Taste: Frothy carbonation; rich blackberry; blackberry pie. If you’ve ever had a fresh piece of blackberry pie, this will taste familiar to you. The carbonation really aids in the flavor of this soda. The smaller bubbles and marionberry juice combine to create a frothy, velvety texture. It’s not creamy, but there’s definitely a little bit of a berry foam flavor going on. It’s slightly tart, but has enough sugar to make it easy to drink. Big berry flavor, like the kind you taste when eating a piece of grandma’s blackberry pie.
Finish: The tartness has subsided by now and you’re left with sweet, authentic blackberry flavor.

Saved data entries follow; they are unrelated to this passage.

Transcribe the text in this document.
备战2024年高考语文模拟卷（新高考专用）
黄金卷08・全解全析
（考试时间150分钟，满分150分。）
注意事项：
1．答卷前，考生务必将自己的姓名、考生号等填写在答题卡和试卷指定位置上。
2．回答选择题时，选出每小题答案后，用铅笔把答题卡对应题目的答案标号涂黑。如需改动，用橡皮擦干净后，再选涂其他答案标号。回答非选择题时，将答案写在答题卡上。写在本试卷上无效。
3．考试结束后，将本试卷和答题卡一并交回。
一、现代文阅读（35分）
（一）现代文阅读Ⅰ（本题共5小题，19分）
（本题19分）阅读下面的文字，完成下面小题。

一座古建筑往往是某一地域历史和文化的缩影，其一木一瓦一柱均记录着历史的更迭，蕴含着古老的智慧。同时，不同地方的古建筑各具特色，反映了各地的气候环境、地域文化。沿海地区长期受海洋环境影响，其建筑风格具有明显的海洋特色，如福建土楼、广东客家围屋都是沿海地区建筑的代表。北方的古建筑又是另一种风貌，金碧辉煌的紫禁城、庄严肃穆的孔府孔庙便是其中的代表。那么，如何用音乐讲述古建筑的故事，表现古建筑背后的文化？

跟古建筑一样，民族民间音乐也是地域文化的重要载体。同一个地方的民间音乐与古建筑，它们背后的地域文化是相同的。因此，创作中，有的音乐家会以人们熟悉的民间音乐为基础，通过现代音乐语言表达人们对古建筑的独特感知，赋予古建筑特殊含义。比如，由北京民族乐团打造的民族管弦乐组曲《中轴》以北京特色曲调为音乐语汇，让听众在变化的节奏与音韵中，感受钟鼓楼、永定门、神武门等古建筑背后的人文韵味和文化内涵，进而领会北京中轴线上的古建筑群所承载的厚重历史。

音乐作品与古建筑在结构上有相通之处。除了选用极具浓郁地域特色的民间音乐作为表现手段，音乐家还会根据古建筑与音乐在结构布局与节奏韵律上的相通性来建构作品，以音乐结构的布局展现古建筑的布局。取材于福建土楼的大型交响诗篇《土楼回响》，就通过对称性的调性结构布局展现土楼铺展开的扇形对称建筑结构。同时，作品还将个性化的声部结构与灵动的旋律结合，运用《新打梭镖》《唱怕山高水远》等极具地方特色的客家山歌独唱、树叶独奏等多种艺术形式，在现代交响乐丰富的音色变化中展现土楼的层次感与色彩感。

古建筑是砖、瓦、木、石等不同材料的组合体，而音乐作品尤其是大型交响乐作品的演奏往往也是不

Rating: Hot Lips uses real fruit in their sodas and you can taste it. For those of you who don’t know, Marionberry is a hybrid between two different types of blackberries, so it’s just a fancy Oregon name for blackberry. And Hot Lips Marionberry has big, delicious, thick, black… berry flavor. I thought about writing a joke there, but I just don’t feel like getting beat up today. What stands out about this soda is the freshness of the berry flavor. It doesn’t taste like artificial blackberries or blackberry candy. If you know what actual blackberries taste like, this is it. The initial tartness, the sweetness on the finish, and the big berry taste. It’s all there. It really reminds me of the inside of a piece of blackberry pie. Definitely a nostalgic soda, and Lord knows that’ll appeal to many. Hot Lips lists lemon as another ingredient in this soda, and that’s something I’m not tasting. But I don’t think that’s a bad thing. It’s just a balancing agent. Marionberry is a simple flavor of soda that rests on the laurels of its main ingredient. Luckily, blackberry is a strong enough flavor to carry the soda from its initial fizz to its final sip. Hot Lips is one of the more popular craft sodas in America, and their take on Marionberry shows why the company continues to thrive.